Shipments arrived at the New Mexico Department of Health’s warehouse and at a hospital in Santa Fe, where the first group of workers at high to medium risk was vaccinated. They included respiratory care, nursing and radiology specialists.
In all, New Mexico will get 17,550 doses as part of the first distribution wave and hospital officials expressed confidence that there would be enough doses for all employees who want to be inoculated.
The shipments came as new COVID-19 cases have decreased but hospitalizations and deaths remain high.

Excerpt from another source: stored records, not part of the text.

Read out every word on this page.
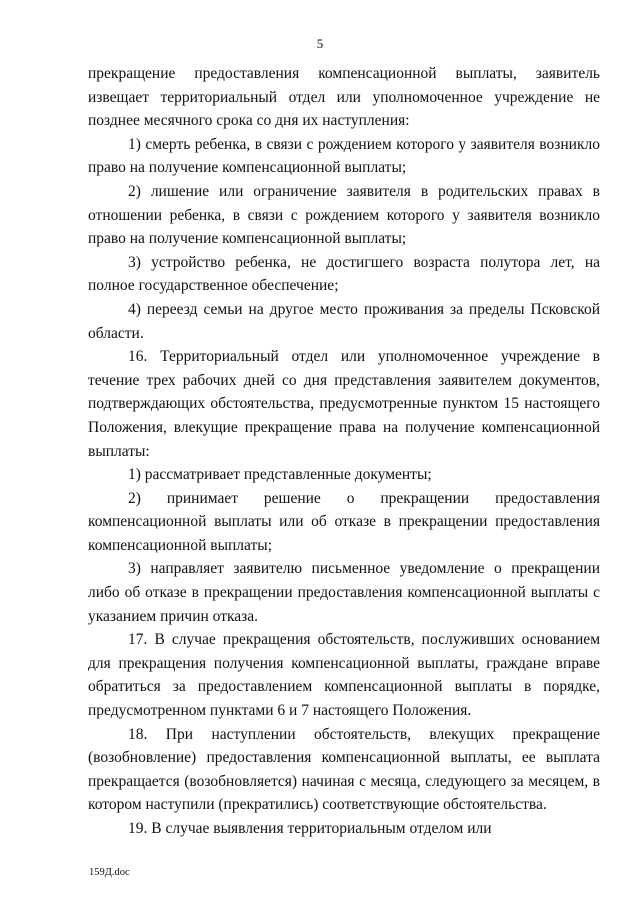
5

прекращение предоставления компенсационной выплаты, заявитель извещает территориальный отдел или уполномоченное учреждение не позднее месячного срока со дня их наступления:

1) смерть ребенка, в связи с рождением которого у заявителя возникло право на получение компенсационной выплаты;

2) лишение или ограничение заявителя в родительских правах в отношении ребенка, в связи с рождением которого у заявителя возникло право на получение компенсационной выплаты;

3) устройство ребенка, не достигшего возраста полутора лет, на полное государственное обеспечение;

4) переезд семьи на другое место проживания за пределы Псковской области.

16. Территориальный отдел или уполномоченное учреждение в течение трех рабочих дней со дня представления заявителем документов, подтверждающих обстоятельства, предусмотренные пунктом 15 настоящего Положения, влекущие прекращение права на получение компенсационной выплаты:

1) рассматривает представленные документы;

2) принимает решение о прекращении предоставления компенсационной выплаты или об отказе в прекращении предоставления компенсационной выплаты;

3) направляет заявителю письменное уведомление о прекращении либо об отказе в прекращении предоставления компенсационной выплаты с указанием причин отказа.

17. В случае прекращения обстоятельств, послуживших основанием для прекращения получения компенсационной выплаты, граждане вправе обратиться за предоставлением компенсационной выплаты в порядке, предусмотренном пунктами 6 и 7 настоящего Положения.

18. При наступлении обстоятельств, влекущих прекращение (возобновление) предоставления компенсационной выплаты, ее выплата прекращается (возобновляется) начиная с месяца, следующего за месяцем, в котором наступили (прекратились) соответствующие обстоятельства.

19. В случае выявления территориальным отделом или

159Д.doc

“The vaccine is coming, and that is good news – but there will be new COVID-19 patients today, tomorrow, and the next day,” Gov. Michelle Lujan Grisham, a Democrat, said in a tweet. “Please join the many New Mexicans who continue to use the tools we have to save lives: stay home and mask up if you must go out.”
On Sunday, New Mexico tied its previous record of 44 for the number of coronavirus-related deaths reported in a single day. The statewide death toll inched toward 2,000 with an additional 21 deaths reported Monday. Meanwhile, the number of confirmed COVID-19 cases since the pandemic began has topped 121,200.

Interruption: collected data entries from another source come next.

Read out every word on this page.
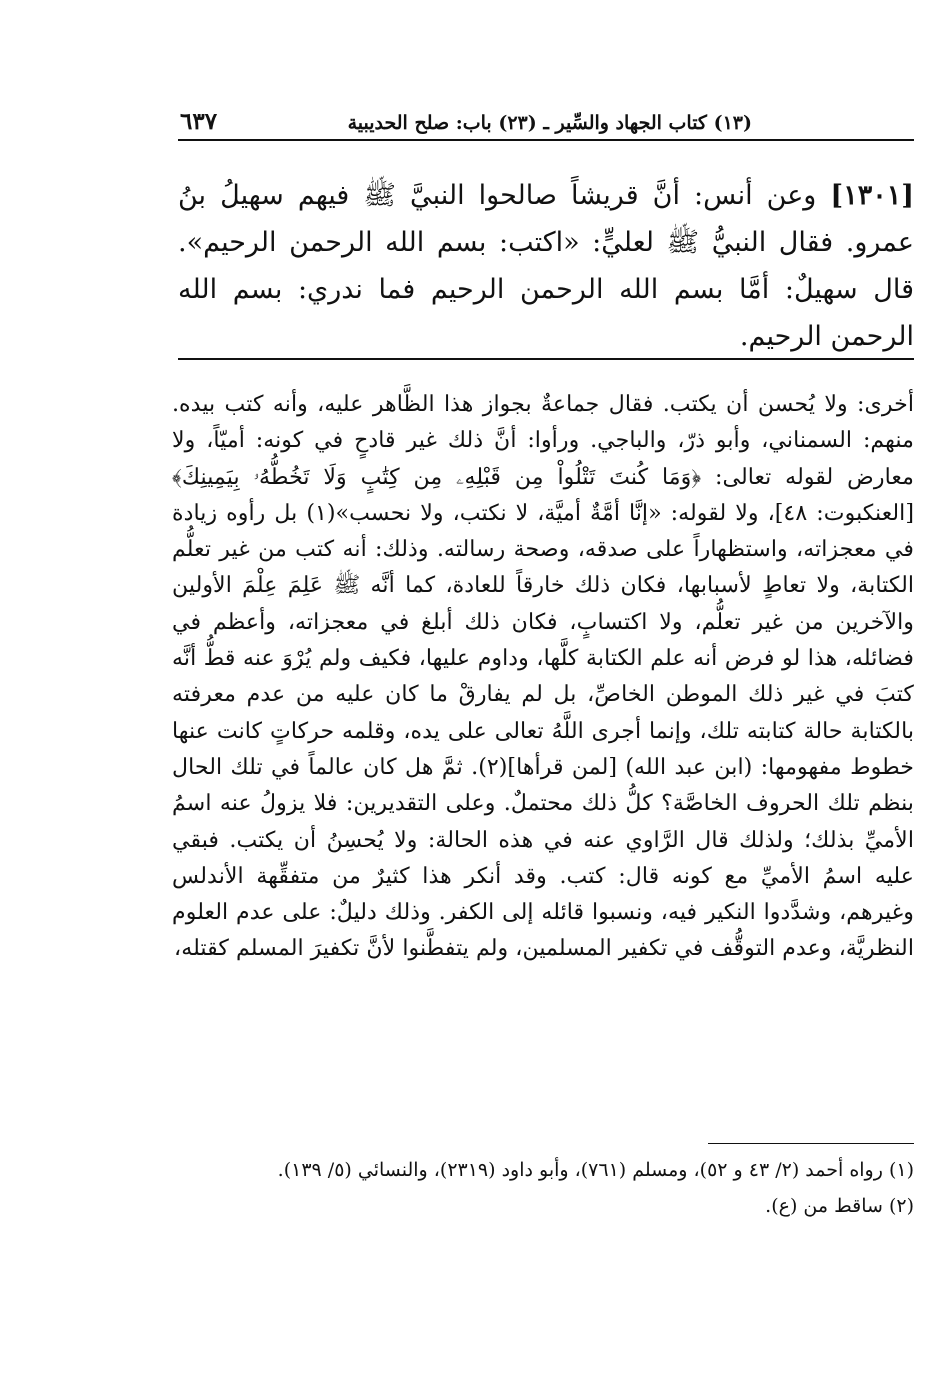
(١٣) كتاب الجهاد والسِّير ـ (٢٣) باب: صلح الحديبية
٦٣٧

[١٣٠١] وعن أنس: أنَّ قريشاً صالحوا النبيَّ ﷺ فيهم سهيلُ بنُ عمرو. فقال النبيُّ ﷺ لعليٍّ: «اكتب: بسم الله الرحمن الرحيم». قال سهيلٌ: أمَّا بسم الله الرحمن الرحيم فما ندري: بسم الله الرحمن الرحيم.

أخرى: ولا يُحسن أن يكتب. فقال جماعةٌ بجواز هذا الظَّاهر عليه، وأنه كتب بيده. منهم: السمناني، وأبو ذرّ، والباجي. ورأوا: أنَّ ذلك غير قادحٍ في كونه: أميّاً، ولا معارض لقوله تعالى: ﴿وَمَا كُنتَ تَتْلُواْ مِن قَبْلِهِۦ مِن كِتَٰبٍ وَلَا تَخُطُّهُۥ بِيَمِينِكَ﴾ [العنكبوت: ٤٨]، ولا لقوله: «إنَّا أمَّةٌ أميَّة، لا نكتب، ولا نحسب»(١) بل رأوه زيادة في معجزاته، واستظهاراً على صدقه، وصحة رسالته. وذلك: أنه كتب من غير تعلُّم الكتابة، ولا تعاطٍ لأسبابها، فكان ذلك خارقاً للعادة، كما أنَّه ﷺ عَلِمَ عِلْمَ الأولين والآخرين من غير تعلُّم، ولا اكتسابٍ، فكان ذلك أبلغ في معجزاته، وأعظم في فضائله، هذا لو فرض أنه علم الكتابة كلَّها، وداوم عليها، فكيف ولم يُرْوَ عنه قطُّ أنَّه كتبَ في غير ذلك الموطن الخاصِّ، بل لم يفارقْ ما كان عليه من عدم معرفته بالكتابة حالة كتابته تلك، وإنما أجرى اللَّهُ تعالى على يده، وقلمه حركاتٍ كانت عنها خطوط مفهومها: (ابن عبد الله) [لمن قرأها](٢). ثمَّ هل كان عالماً في تلك الحال بنظم تلك الحروف الخاصَّة؟ كلُّ ذلك محتملٌ. وعلى التقديرين: فلا يزولُ عنه اسمُ الأميِّ بذلك؛ ولذلك قال الرَّاوي عنه في هذه الحالة: ولا يُحسِنُ أن يكتب. فبقي عليه اسمُ الأميِّ مع كونه قال: كتب. وقد أنكر هذا كثيرٌ من متفقِّهة الأندلس وغيرهم، وشدَّدوا النكير فيه، ونسبوا قائله إلى الكفر. وذلك دليلٌ: على عدم العلوم النظريَّة، وعدم التوقُّف في تكفير المسلمين، ولم يتفطَّنوا لأنَّ تكفيرَ المسلم كقتله،

(١) رواه أحمد (٢/ ٤٣ و ٥٢)، ومسلم (٧٦١)، وأبو داود (٢٣١٩)، والنسائي (٥/ ١٣٩).

(٢) ساقط من (ع).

Leaders of three of the state’s largest health care providers said during a briefing Monday that they’re excited about the prospect of vaccinations for medical staff who work daily with COVID-19 patients and other health care workers who are at high risk.
But they said the vaccinations won’t change the way hospitals operate and that personal protective equipment and other protocols that have been adopted over the last several months will remain in place.
“It is not a solution at this point. It is not going to keep us from having other surges at this time so we need to really understand that the need for the masks and the need to social distance still exists,” said Dr. Vesta Sandoval, the chief medical officer at Lovelace Health System.
She and officials from University of New Mexico Hospital and Presbyterian Healthcare Services said the organizations have provided information to their employees about the vaccinations and they plan to receive doses when it’s their turn.
Sandoval said being vaccinated is safer than suffering a COVID-19 infection or running the risk of infecting others.
New Mexico hospitals recently submitted vaccination plans to the state, which was coordinating distribution.
Hospital officials in Albuquerque said they expected to receive their doses later this week and would immediately vaccinate frontline workers who opt in. Receiving the vaccination will be voluntary for the health care workers.
At Christus St. Vincent Regional Medical Center in Santa Fe, officials described Monday’s vaccine delivery as the “best unboxing in history” and they shared photos of workers in the hospital’s pharmacy opening the package.
Under the state’s plan, later shipments will be distributed to staff and residents at long-term care facilities such as nursing homes. Decisions are still pending about which groups of people to vaccinate after that.
State health officials have said critical workers and vulnerable populations include police and corrections officers, public transit workers, child care center personnel and possibly teachers.